Architecture overview - QnABot on AWS

Architecture overview

This section provides a reference implementation architecture diagram for the components deployed with this solution.

Architecture diagram

Deploying this solution with the default parameters deploys the following components in your AWS account (components with dotted line border are optional).

QnABot on AWS architecture on AWS

The high-level process flow for the solution components deployed with the AWS CloudFormation template is as follows:

  1. The admin deploys the solution into their AWS account, opens the Content Designer UI or Amazon Lex web client, and uses Amazon Cognito to authenticate.

  2. After authentication, Amazon API Gateway and Amazon S3 deliver the contents of the Content Designer UI.

  3. The admin configures questions and answers in the Content Designer and the UI sends requests to Amazon API Gateway to save the questions and answers.

  4. The Content Designer AWS Lambda function saves the input in Amazon OpenSearch Service in a questions bank index. If using text embeddings, these requests will first pass through a LLM model hosted on Amazon Bedrock to generate embeddings before being saved into the question bank on OpenSearch. In addition, the Content Designer saves default and custom configuration settings in Amazon DynamoDB.

  5. Users of the chatbot interact with Amazon Lex via the web client UI, Amazon Alexa or Amazon Connect.

  6. Amazon Lex forwards requests to the Bot Fulfillment AWS Lambda function. Users can also send requests to this Lambda function via Amazon Alexa devices. NOTE: When streaming is enabled, the chat client uses Amazon Lex sessionId to establish WebSocket connections through API Gateway V2.

  7. The user and chat information is stored in Amazon DynamoDB to disambiguate follow up questions from previous question and answer context.

  8. Amazon Comprehend and Amazon Translate (if necessary) are used by the Bot Fulfillment AWS Lambda function to translate non-native Language requests to the native Language selected by the user during the deployment and look up the answer in Amazon OpenSearch Service.

  9. If using LLM features such as text generation and text embeddings, these requests will first pass through various foundational models hosted on Amazon Bedrock to generate the search query and embeddings to compare with those saved in the question bank on OpenSearch.

    1. If pre-processing guardrails are enabled, they scan and block potentially harmful user inputs before they reach the QnABot application. This acts as the first line of defense to prevent malicious or inappropriate queries from being processed.

    2. If using Bedrock guardrails for LLMs or Knowledge Base, it can apply contextual guarding and safety controls during LLM inference to ensure appropriate answer generation.

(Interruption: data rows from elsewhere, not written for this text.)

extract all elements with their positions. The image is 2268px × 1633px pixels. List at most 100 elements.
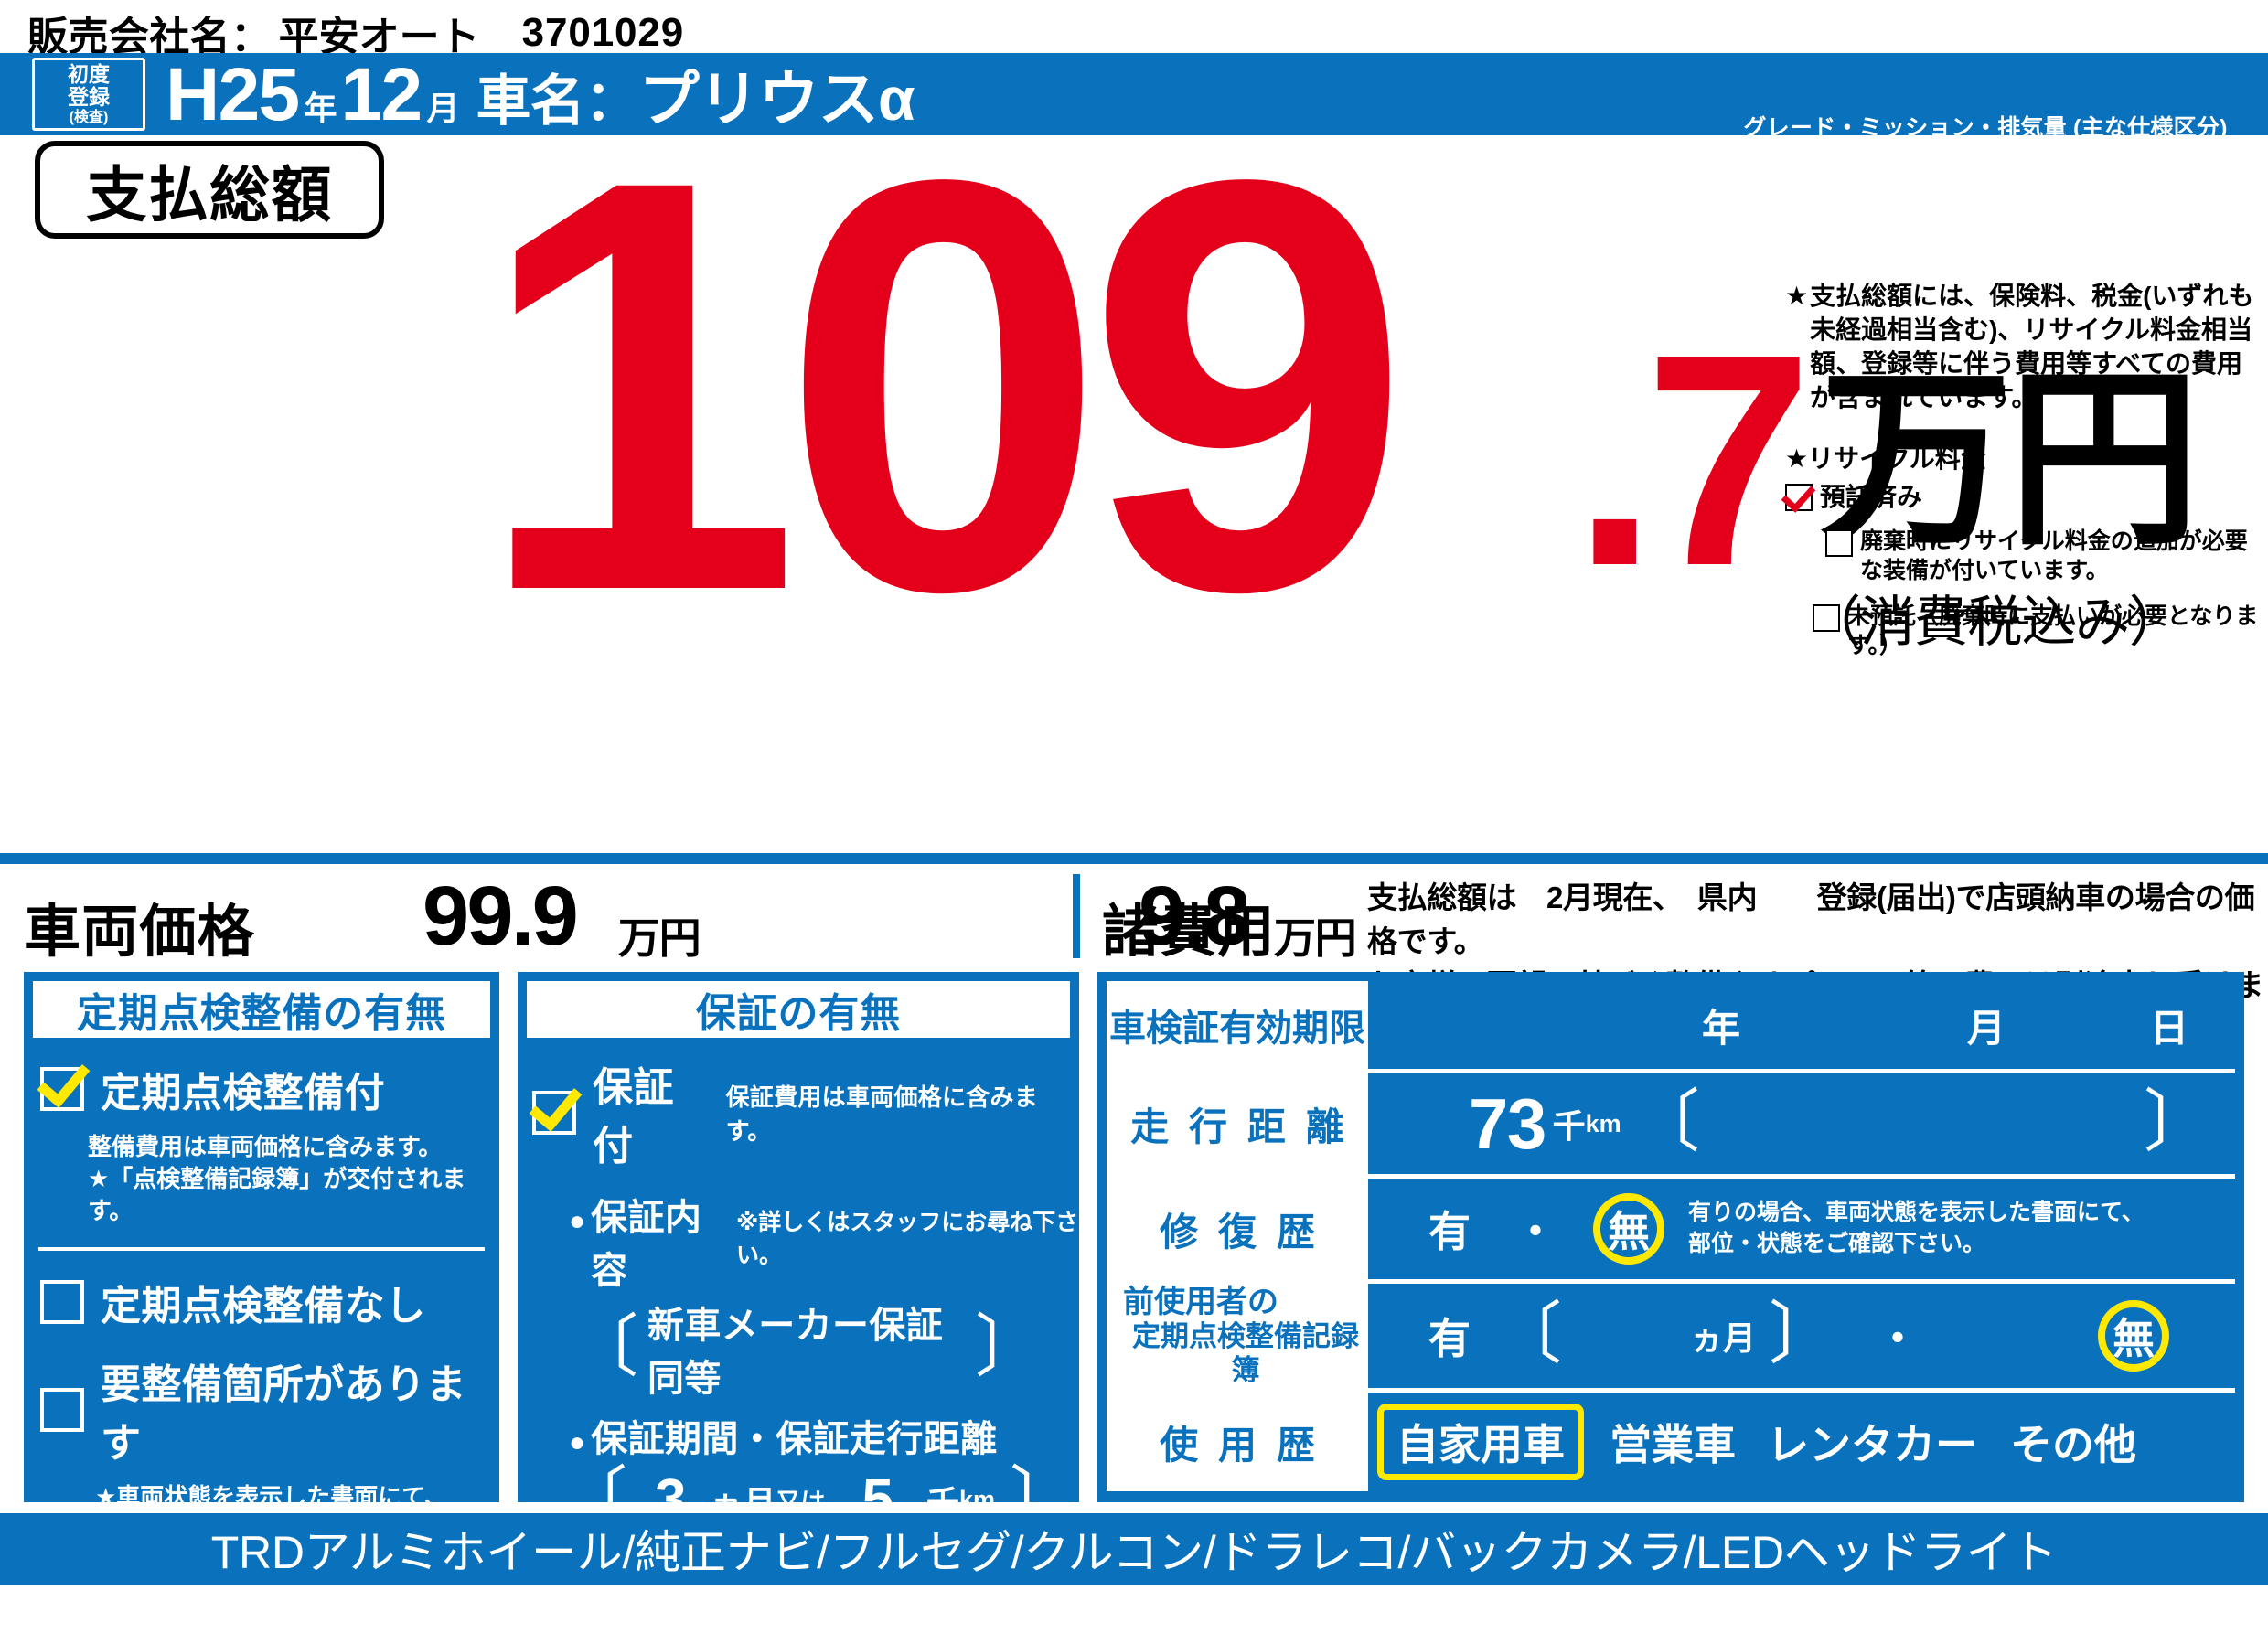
tax-included-note: （消費税込み） (1806, 592, 2184, 653)
checkbox-checked-icon[interactable] (532, 1091, 576, 1135)
car-name-label: 車名： (476, 70, 639, 132)
previous-records-separator: ・ (1877, 1315, 1920, 1362)
spec-table: 車検証有効期限 年 月 日 走行距離 73 千 km 〔 〕 (1107, 981, 2235, 1493)
inspection-option-included[interactable]: 定期点検整備付 (40, 1060, 499, 1118)
vehicle-price-value: 99.9 (423, 870, 579, 963)
fees-value: 9.8 (1139, 870, 1250, 963)
warranty-content-value-row: 〔 新車メーカー保証同等 〕 (571, 1296, 1079, 1402)
table-row-inspection-expiry: 車検証有効期限 年 月 日 (1107, 981, 2235, 1069)
usage-option-rental[interactable]: レンタカー (1767, 1421, 1977, 1468)
mileage-value: 73 (1469, 1083, 1546, 1164)
table-row-mileage: 走行距離 73 千 km 〔 〕 (1107, 1073, 2235, 1174)
expiry-day-unit: 日 (2150, 1006, 2189, 1050)
row-label-inspection-expiry: 車検証有効期限 (1107, 981, 1368, 1069)
warranty-period-or: 又は (776, 1489, 826, 1516)
warranty-option-included-label: 保証付 (593, 1065, 674, 1169)
row-label-previous-owner-records: 前使用者の 定期点検整備記録簿 (1107, 1284, 1368, 1388)
repair-history-note-line1: 有りの場合、車両状態を表示した書面にて、 (1688, 1200, 2145, 1226)
warranty-panel: 保証の有無 保証付 保証費用は車両価格に含みます。 ● 保証内容 ※詳しくはスタ… (518, 972, 1079, 1630)
previous-records-months-unit: ヵ月 (1690, 1319, 1757, 1357)
inspection-panel-divider (38, 1247, 485, 1252)
total-price-note: ★ 支払総額には、保険料、税金(いずれも未経過相当含む)、リサイクル料金相当額、… (1785, 280, 2261, 415)
table-row-usage-history: 使用歴 自家用車 営業車 レンタカー その他 (1107, 1393, 2235, 1491)
repair-history-no-selected[interactable]: 無 (1593, 1193, 1664, 1265)
month-unit-label: 月 (426, 90, 460, 127)
dealer-name: 平安オート (278, 15, 480, 59)
inspection-repair-sub1: ★車両状態を表示した書面にて、 (95, 1483, 449, 1511)
header-band: 初度 登録 (検査) H25 年 12 月 車名： プリウスα グレード・ミッシ… (0, 53, 2268, 197)
warranty-content-label: 保証内容 (591, 1198, 702, 1291)
expiry-month-unit: 月 (1967, 1006, 2006, 1050)
row-label-mileage: 走行距離 (1107, 1073, 1368, 1174)
row-value-mileage: 73 千 km 〔 〕 (1368, 1073, 2235, 1174)
usage-option-other[interactable]: その他 (2010, 1421, 2136, 1468)
bullet-icon: ● (569, 1427, 586, 1457)
recycle-option-deposited[interactable]: 預託済み (1785, 481, 2261, 514)
vehicle-price-row: 車両価格 99.9 万円 諸費用 9.8 万円 支払総額は 2月現在、 県内 登… (0, 870, 2268, 1046)
repair-history-note: 有りの場合、車両状態を表示した書面にて、 部位・状態をご確認下さい。 (1688, 1198, 2145, 1260)
recycle-fee-title: ★リサイクル料金 (1785, 443, 1986, 473)
dealer-label: 販売会社名： (27, 15, 272, 59)
warranty-period-distance-unit-km: km (959, 1486, 996, 1513)
section-divider (0, 853, 2268, 864)
reg-chip-line1: 初度 (68, 61, 110, 86)
usage-option-private-selected[interactable]: 自家用車 (1377, 1404, 1584, 1480)
equipment-list: TRDアルミホイール/純正ナビ/フルセグ/クルコン/ドラレコ/バックカメラ/LE… (210, 1527, 2058, 1578)
warranty-option-included[interactable]: 保証付 保証費用は車両価格に含みます。 (532, 1054, 1079, 1171)
table-divider (1107, 1174, 2235, 1179)
recycle-option-extra-equipment[interactable]: 廃棄時にリサイクル料金の追加が必要な装備が付いています。 (1825, 527, 2261, 585)
warranty-included-note: 保証費用は車両価格に含みます。 (725, 1083, 1039, 1145)
notes-block: ★ 支払総額には、保険料、税金(いずれも未経過相当含む)、リサイクル料金相当額、… (1785, 280, 2261, 660)
total-price-integer: 109 (476, 59, 1411, 712)
usage-option-commercial[interactable]: 営業車 (1610, 1421, 1736, 1468)
bracket-close-icon: 〕 (1769, 1297, 1837, 1373)
price-row-separator (1073, 874, 1080, 958)
inspection-included-subtext: 整備費用は車両価格に含みます。 ★「点検整備記録簿」が交付されます。 (88, 1131, 499, 1227)
previous-owner-label-line1: 前使用者の (1123, 1285, 1278, 1320)
grade-label: グレード・ミッション・排気量 (主な仕様区分) (1743, 115, 2228, 141)
recycle-option-not-deposited[interactable]: 未預託（廃棄時に支払いが必要となります。） (1813, 602, 2261, 660)
car-name-value: プリウスα (638, 65, 915, 133)
table-divider (1107, 1279, 2235, 1284)
bracket-open-icon: 〔 (1631, 1085, 1700, 1161)
inspection-panel-title-text: 定期点検整備の有無 (77, 991, 446, 1036)
checkbox-empty-icon[interactable] (40, 1280, 84, 1325)
bracket-open-icon: 〔 (571, 1310, 638, 1386)
warranty-content-row: ● 保証内容 ※詳しくはスタッフにお尋ね下さい。 (569, 1188, 1079, 1294)
checkbox-empty-icon[interactable] (1825, 528, 1853, 557)
inspection-option-none-label: 定期点検整備なし (101, 1284, 426, 1329)
total-price-note-text: 支払総額には、保険料、税金(いずれも未経過相当含む)、リサイクル料金相当額、登録… (1810, 282, 2254, 411)
row-label-repair-history: 修復歴 (1107, 1179, 1368, 1279)
warranty-panel-title: 保証の有無 (527, 981, 1070, 1038)
inspection-panel-title: 定期点検整備の有無 (33, 981, 490, 1038)
mileage-unit-sen: 千 (1552, 1107, 1586, 1145)
inspection-option-needs-repair[interactable]: 要整備箇所があります (40, 1351, 499, 1468)
vehicle-price-unit: 万円 (618, 914, 701, 962)
checkbox-checked-icon[interactable] (40, 1067, 84, 1111)
recycle-option-not-deposited-label: 未預託（廃棄時に支払いが必要となります。） (1847, 603, 2259, 658)
row-label-usage-history: 使用歴 (1107, 1393, 1368, 1491)
checkbox-checked-icon[interactable] (1785, 483, 1813, 511)
dealer-row: 販売会社名： 平安オート 3701029 (0, 0, 2268, 66)
total-payment-chip: 支払総額 (35, 141, 384, 239)
warranty-content-value: 新車メーカー保証同等 (647, 1306, 944, 1399)
spec-table-panel: 車検証有効期限 年 月 日 走行距離 73 千 km 〔 〕 (1097, 972, 2244, 1502)
checkbox-empty-icon[interactable] (532, 1582, 576, 1626)
checkbox-empty-icon[interactable] (1813, 603, 1840, 632)
previous-owner-label-line2: 定期点検整備記録簿 (1132, 1320, 1359, 1387)
repair-history-note-line2: 部位・状態をご確認下さい。 (1688, 1231, 1986, 1256)
row-value-repair-history: 有 ・ 無 有りの場合、車両状態を表示した書面にて、 部位・状態をご確認下さい。 (1368, 1179, 2235, 1279)
equipment-strip: TRDアルミホイール/純正ナビ/フルセグ/クルコン/ドラレコ/バックカメラ/LE… (0, 1513, 2268, 1585)
grade-block: グレード・ミッション・排気量 (主な仕様区分) Gチューンブラック/AT/180… (1743, 110, 2237, 199)
checkbox-empty-icon[interactable] (40, 1388, 84, 1433)
previous-records-yes[interactable]: 有 (1428, 1315, 1471, 1362)
inspection-option-none[interactable]: 定期点検整備なし (40, 1273, 499, 1331)
inspection-included-sub2: ★「点検整備記録簿」が交付されます。 (88, 1165, 466, 1225)
previous-records-no-selected[interactable]: 無 (2098, 1300, 2169, 1372)
inspection-option-included-label: 定期点検整備付 (101, 1071, 386, 1115)
table-divider (1107, 1069, 2235, 1073)
repair-history-yes[interactable]: 有 (1428, 1208, 1471, 1255)
table-row-repair-history: 修復歴 有 ・ 無 有りの場合、車両状態を表示した書面にて、 部位・状態をご確認… (1107, 1179, 2235, 1279)
decimal-separator: . (1573, 291, 1657, 628)
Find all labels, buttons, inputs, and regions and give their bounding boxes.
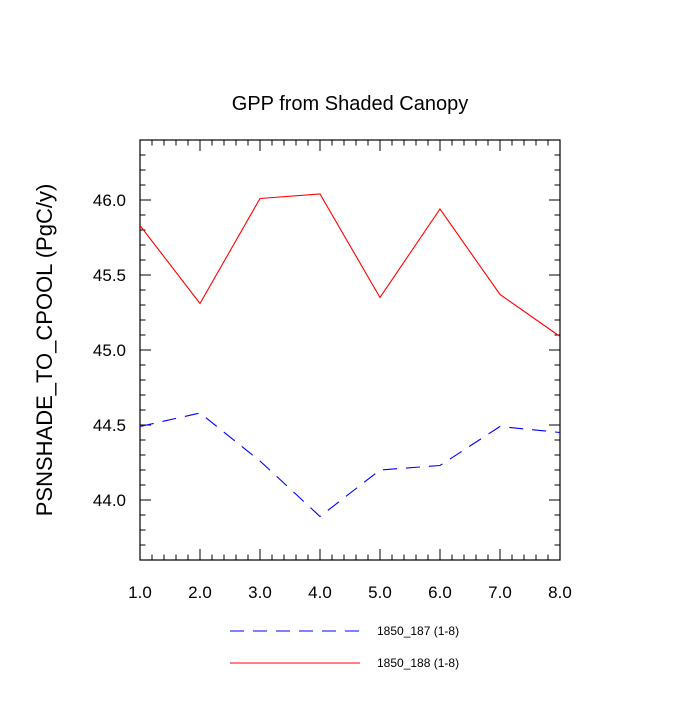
y-tick-label: 45.5 — [93, 266, 126, 285]
axis-tick-labels: 1.0 2.0 3.0 4.0 5.0 6.0 7.0 8.0 44.0 44.5 45.0 45.5… — [93, 191, 572, 602]
legend-label-2: 1850_188 (1-8) — [377, 656, 459, 670]
y-tick-label: 44.5 — [93, 416, 126, 435]
chart-title: GPP from Shaded Canopy — [232, 93, 468, 115]
series-line-1 — [139, 412, 561, 518]
y-tick-label: 46.0 — [93, 191, 126, 210]
series-line-2 — [139, 193, 561, 337]
x-tick-label: 4.0 — [308, 583, 332, 602]
y-axis-label: PSNSHADE_TO_CPOOL (PgC/y) — [32, 184, 57, 517]
x-tick-label: 6.0 — [428, 583, 452, 602]
x-tick-label: 7.0 — [488, 583, 512, 602]
y-tick-label: 45.0 — [93, 341, 126, 360]
axis-ticks — [139, 140, 561, 560]
x-tick-label: 1.0 — [128, 583, 152, 602]
x-tick-label: 3.0 — [248, 583, 272, 602]
series-lines — [139, 193, 561, 518]
plot-frame — [139, 139, 561, 561]
y-tick-label: 44.0 — [93, 491, 126, 510]
legend-label-1: 1850_187 (1-8) — [377, 624, 459, 638]
x-tick-label: 2.0 — [188, 583, 212, 602]
x-tick-label: 8.0 — [548, 583, 572, 602]
x-tick-label: 5.0 — [368, 583, 392, 602]
legend: 1850_187 (1-8) 1850_188 (1-8) — [230, 624, 459, 670]
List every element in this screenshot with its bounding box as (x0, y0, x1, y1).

    3. If post-processing guardrails are enabled, they scan, mask, or block potentially harmful content in the final responses before they are sent to the client through the fulfillment Lambda. This serves as the last line of defense to ensure that sensitive information (like PII) is properly masked and inappropriate content is blocked.

  10. If no match is returned from the OpenSearch question bank or text passages, then the Bot fulfillment Lambda function forwards the request as follows:

    1. If an Amazon Kendra index is configured for fallback, then the Bot Fulfillment AWS Lambda function forwards the request to Kendra if no match is returned from the OpenSearch question bank. The text generation LLM can optionally be used to create the search query and to synthesize a response from the returned document excerpts.

    2. If a Bedrock Knowledge Base ID is configured, then the Bot Fulfillment AWS Lambda function forwards the request to the Bedrock Knowledge Base. The Bot Fulfillment AWS Lambda function leverages the RetrieveAndGenerate or RetrieveAndGenerateStream APIs to fetch the relevant results for an user’s query, augment the foundational model’s prompt and return the response.

  11. When streaming is enabled, RAG-enhanced LLM responses from text passages or external data sources is streamed via WebSocket connection using same Lex sessionId, while the final response is processed through the fulfillment Lambda.

  12. User interactions with the Bot Fulfillment function generate logs and metrics data, which is sent to Amazon Kinesis Data Firehose then to Amazon S3 for later data analysis. The OpenSearch Dashboards can be used to view usage history, logged utterances, no hits utterances, positive user feedback, and negative user feedback and also provides the ability to create custom reports.

  13. The OpenSearch Dashboards can be used to view usage history, logged utterances, no hits utterances, positive user feedback, and negative user feedback, and also provides the ability to create custom reports.

  14. Using Amazon CloudWatch, the admins can monitor service logs and use the CloudWatch dashboard created by QnABot to monitor deployment’s operational health.